醫生和我談了大概有40分鐘,我們詳細地聊了我這小半年的生活狀態。
聊到最後,我在對面三人眼中看到了迷茫和不解。
這把我整不會了,我到底是怎麼了?
醫生你說句話啊!
醫生說我得再觀察一段時間,讓我接下來的一個月,每週都來醫院報到。並且讓那個年長的護士教我在小程式上預約掛號。
我記得後來我走出了房間,在走廊上,年長的護士像旅遊團導遊用話術強制旅客進店消費一樣,拉著我讓我用手機預約了兩天後的號。

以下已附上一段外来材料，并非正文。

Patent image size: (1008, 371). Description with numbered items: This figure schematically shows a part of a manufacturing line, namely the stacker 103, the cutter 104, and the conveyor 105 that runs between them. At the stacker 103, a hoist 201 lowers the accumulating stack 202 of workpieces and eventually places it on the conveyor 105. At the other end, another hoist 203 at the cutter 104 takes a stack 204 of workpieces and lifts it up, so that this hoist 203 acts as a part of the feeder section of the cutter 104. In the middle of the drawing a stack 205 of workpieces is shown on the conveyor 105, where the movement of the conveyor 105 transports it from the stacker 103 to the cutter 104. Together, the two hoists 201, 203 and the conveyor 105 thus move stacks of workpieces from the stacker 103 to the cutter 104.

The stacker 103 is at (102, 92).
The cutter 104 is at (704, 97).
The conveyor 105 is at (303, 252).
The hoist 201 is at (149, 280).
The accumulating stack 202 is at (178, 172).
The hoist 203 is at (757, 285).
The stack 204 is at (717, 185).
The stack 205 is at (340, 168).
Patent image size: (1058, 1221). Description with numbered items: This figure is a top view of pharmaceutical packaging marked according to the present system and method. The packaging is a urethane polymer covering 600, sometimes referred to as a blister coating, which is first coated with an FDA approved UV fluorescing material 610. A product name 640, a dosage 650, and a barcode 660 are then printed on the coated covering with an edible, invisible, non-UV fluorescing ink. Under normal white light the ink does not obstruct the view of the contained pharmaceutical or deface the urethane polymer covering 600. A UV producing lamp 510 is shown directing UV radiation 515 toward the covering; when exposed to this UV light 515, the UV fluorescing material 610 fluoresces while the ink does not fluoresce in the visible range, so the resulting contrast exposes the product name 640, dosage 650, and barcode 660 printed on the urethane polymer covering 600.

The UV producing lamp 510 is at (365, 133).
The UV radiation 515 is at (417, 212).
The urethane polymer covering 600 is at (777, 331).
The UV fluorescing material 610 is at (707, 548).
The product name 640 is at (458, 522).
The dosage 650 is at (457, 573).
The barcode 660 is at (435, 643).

後來我複診,兩個年輕的白大褂不見了,女醫生桌邊坐著一個五六十歲的男醫生。他們帶我去了隔壁的小房間,那裡放著一臺監測裝置。我這次是身上貼著電極貼,手指上夾著個小夾子和他們對話的。
這次主要是那個年紀比較大的男醫生在和我長談,他問得更加細緻,特別喜歡問我對一些事物的看法和感想,過程持續了有大概2個小時。
然後醫生和我說:“你出現了嚴重的軀體化症狀。”
什麼玩意?
我?
軀體長瘤子了?
然後醫生給我開了一週的藥,讓我按時吃藥。護士像是導遊附體,又給我安利了一堆心理診所,讓我去見一見心理醫生。
我期間換過好幾次藥,體驗下來,最穩定有效的還是鹽酸氟西汀。主要是副作用比較小。
然後見這些心理醫生,反而讓我情況加重了。
他們給我的感覺真的好像AI啊,還是那種邏輯未完善,經常出bug的那種開發進度只到一半,還在測試中的AI。
他們總是試圖把我行為邏輯情感化。我不知道我的表述,能不能讓大家理解到我的意思。我是天生的,以結果和目標為導向的人。
比如說我定下來這篇小說的大綱,確定我要寫大概240章,每天8點~9點上傳新章節。在達成目標的過程中,我腦中是不存在努力、毅力這種概念的。我只是花費我現有的精力和時間,去完成我設定的目標,僅此而已。